Views are "derived tables" which are defined as stored SELECT statements. They can be used as tables, except that they cannot be directly mutated.

It is possible to "implement your own views in Python". Please see remotetest.py, gfintrospect and the FAQ for discussion.

Conditions

Conditions are truth valued boolean expressions formed from basic conditions possibly combined using NOT, AND, OR (where NOT has highest precedence and OR has lowest precedence) and parentheses.

Basic conditions include simple comparisons:

expression = expression
expression < expression
expression > expression
expression <= expression
expression >= expression
expression <> expression

Variants of the simple comparisons are the quantified subquery comparisons:

expression = ANY ( subquery )
expression = ALL ( subquery )

(and similarly for the other comparison operators).

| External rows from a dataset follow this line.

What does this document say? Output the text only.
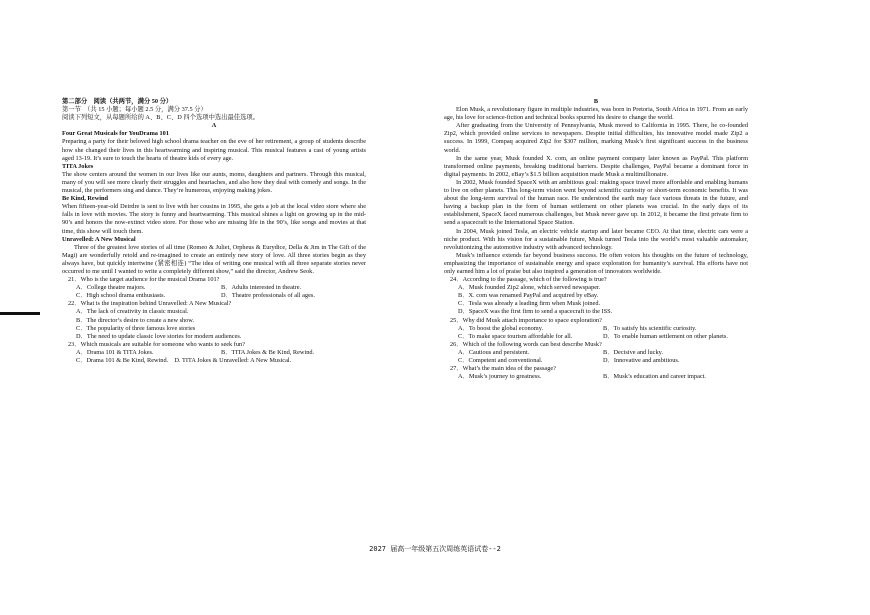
第二部分　阅读（共两节，满分 50 分）

第一节　（共 15 小题；每小题 2.5 分，满分 37.5 分）

阅读下列短文，从每题所给的 A、B、C、D 四个选项中选出最佳选项。

A

Four Great Musicals for YouDrama 101

Preparing a party for their beloved high school drama teacher on the eve of her retirement, a group of students describe how she changed their lives in this heartwarming and inspiring musical. This musical features a cast of young artists aged 13-19. It’s sure to touch the hearts of theatre kids of every age.

TITA Jokes

The show centers around the women in our lives like our aunts, moms, daughters and partners. Through this musical, many of you will see more clearly their struggles and heartaches, and also how they deal with comedy and songs. In the musical, the performers sing and dance. They’re humerous, enjoying making jokes.

Be Kind, Rewind

When fifteen-year-old Deirdre is sent to live with her cousins in 1995, she gets a job at the local video store where she falls in love with movies. The story is funny and heartwarming. This musical shines a light on growing up in the mid-90’s and honors the now-extinct video store. For those who are missing life in the 90’s, like songs and movies at that time, this show will touch them.

Unravelled: A New Musical

Three of the greatest love stories of all time (Romeo & Juliet, Orpheus & Eurydice, Della & Jim in The Gift of the Magi) are wonderfully retold and re-imagined to create an entirely new story of love. All three stories begin as they always have, but quickly intertwine (紧密相连) “The idea of writing one musical with all three separate stories never occurred to me until I wanted to write a completely different show,” said the director, Andrew Seok.

21．Who is the target audience for the musical Drama 101?

A．College theatre majors.	B．Adults interested in theatre.
C．High school drama enthusiasts.	D．Theatre professionals of all ages.

22．What is the inspiration behind Unravelled: A New Musical?

A．The lack of creativity in classic musical.

B．The director’s desire to create a new show.

C．The popularity of three famous love stories

D．The need to update classic love stories for modern audiences.

23．Which musicals are suitable for someone who wants to seek fun?

A．Drama 101 & TITA Jokes.	B．TITA Jokes & Be Kind, Rewind.

C．Drama 101 & Be Kind, Rewind.　D. TITA Jokes & Unravelled: A New Musical.

B

Elon Musk, a revolutionary figure in multiple industries, was born in Pretoria, South Africa in 1971. From an early age, his love for science-fiction and technical books spurred his desire to change the world.

After graduating from the University of Pennsylvania, Musk moved to California in 1995. There, he co-founded Zip2, which provided online services to newspapers. Despite initial difficulties, his innovative model made Zip2 a success. In 1999, Compaq acquired Zip2 for $307 million, marking Musk’s first significant success in the business world.

In the same year, Musk founded X. com, an online payment company later known as PayPal. This platform transformed online payments, breaking traditional barriers. Despite challenges, PayPal became a dominant force in digital payments. In 2002, eBay’s $1.5 billion acquisition made Musk a multimillionaire.

In 2002, Musk founded SpaceX with an ambitious goal: making space travel more affordable and enabling humans to live on other planets. This long-term vision went beyond scientific curiosity or short-term economic benefits. It was about the long-term survival of the human race. He understood the earth may face various threats in the future, and having a backup plan in the form of human settlement on other planets was crucial. In the early days of its establishment, SpaceX faced numerous challenges, but Musk never gave up. In 2012, it became the first private firm to send a spacecraft to the International Space Station.

In 2004, Musk joined Tesla, an electric vehicle startup and later became CEO. At that time, electric cars were a niche product. With his vision for a sustainable future, Musk turned Tesla into the world’s most valuable automaker, revolutionizing the automotive industry with advanced technology.

Musk’s influence extends far beyond business success. He often voices his thoughts on the future of technology, emphasizing the importance of sustainable energy and space exploration for humanity’s survival. His efforts have not only earned him a lot of praise but also inspired a generation of innovators worldwide.

24．According to the passage, which of the following is true?

A．Musk founded Zip2 alone, which served newspaper.

B．X. com was renamed PayPal and acquired by eBay.

C．Tesla was already a leading firm when Musk joined.

D．SpaceX was the first firm to send a spacecraft to the ISS.

25．Why did Musk attach importance to space exploration?

A．To boost the global economy.	B．To satisfy his scientific curiosity.
C．To make space tourism affordable for all.	D．To enable human settlement on other planets.

26．Which of the following words can best describe Musk?

A．Cautious and persistent.	B．Decisive and lucky.
C．Competent and conventional.	D．Innovative and ambitious.

27．What’s the main idea of the passage?

A．Musk’s journey to greatness.	B．Musk’s education and career impact.
2027 届高一年级第五次周练英语试卷--2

The IN predicate tests membership (like =ANY):

expression IN ( subquery )
expression NOT IN ( subquery )

For all the quantified comparisons and IN the subquery must generate a single column table.

Also included are the the BETWEEN and NOT BETWEEN predicates:

expression BETWEEN expression AND expression
expression NOT BETWEEN expression AND expression

The most general subquery predicate is EXISTS and NOT EXISTS which places no restriction on the subquery:

EXISTS (subquery)
NOT EXISTS (subquery)

Expressions

Expressions occur in conditions (WHERE, HAVING, etc.), in UPDATE searched assignments, and in the select list of select statements.

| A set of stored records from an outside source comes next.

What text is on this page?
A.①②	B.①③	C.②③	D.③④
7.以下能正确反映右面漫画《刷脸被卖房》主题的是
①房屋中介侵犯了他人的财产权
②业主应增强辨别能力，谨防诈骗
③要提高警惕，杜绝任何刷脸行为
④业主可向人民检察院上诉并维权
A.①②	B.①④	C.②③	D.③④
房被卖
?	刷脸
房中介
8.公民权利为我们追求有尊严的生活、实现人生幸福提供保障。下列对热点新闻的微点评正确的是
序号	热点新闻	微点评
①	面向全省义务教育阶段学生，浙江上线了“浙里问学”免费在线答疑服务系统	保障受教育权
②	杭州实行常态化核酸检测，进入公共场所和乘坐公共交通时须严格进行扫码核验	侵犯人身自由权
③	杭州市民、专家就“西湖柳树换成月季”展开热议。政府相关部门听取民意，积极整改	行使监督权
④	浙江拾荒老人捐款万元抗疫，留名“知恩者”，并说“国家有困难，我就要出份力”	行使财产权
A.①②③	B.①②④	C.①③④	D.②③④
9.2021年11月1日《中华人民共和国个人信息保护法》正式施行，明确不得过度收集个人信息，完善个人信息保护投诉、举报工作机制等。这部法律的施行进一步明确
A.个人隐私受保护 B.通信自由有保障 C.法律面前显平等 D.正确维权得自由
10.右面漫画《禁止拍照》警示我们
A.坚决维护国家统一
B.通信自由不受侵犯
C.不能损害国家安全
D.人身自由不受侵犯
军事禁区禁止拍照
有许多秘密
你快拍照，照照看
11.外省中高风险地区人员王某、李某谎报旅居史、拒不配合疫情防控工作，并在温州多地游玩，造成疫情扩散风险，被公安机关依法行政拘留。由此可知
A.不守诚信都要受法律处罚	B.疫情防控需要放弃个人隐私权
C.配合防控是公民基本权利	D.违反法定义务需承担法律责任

Expressions are formed from primary expressions, possibly combined using the standard arithmetic operators and parentheses with the normal precedence.

Primary expressions include numeric and string literals. Numeric literals supported are the Python numeric literals. String constants are set off by apostrophies, where two apostrophe's in sequence represent an apostrophy in the string: 'SQL string literals ain''t pretty'

Column name expressions may be unqualified if they are unambiguous, or may be qualified with a table name or table alias:

bar
frequents.bar
f.bar

The rules for scoping of column names are not covered here. Column names in subqueries may refer to bindings in the query (or queries) that contain the sub-query.

Subquery expressions of form:

( select_statement )

must produce a single column and single row table.

Aggregate operations are only permitted in the select list or in the HAVING condition of SELECT statements (including subselects):

COUNT(*)
COUNT(expression)
AVG(expression)
MAX(expression)
SUM(expression)
MIN(expression)

and also including the non-standard extension MEDIAN:

MEDIAN(expression)

Aggregate operations can be applied to distinct values as in:

COUNT(DISTINCT expression)

The Dynamic expression "?" is a placeholder for a value bound at evaluation time (from Python values). See the gadfly overview doc "Dynamic Values" section for more details on the use of dynamic parameters.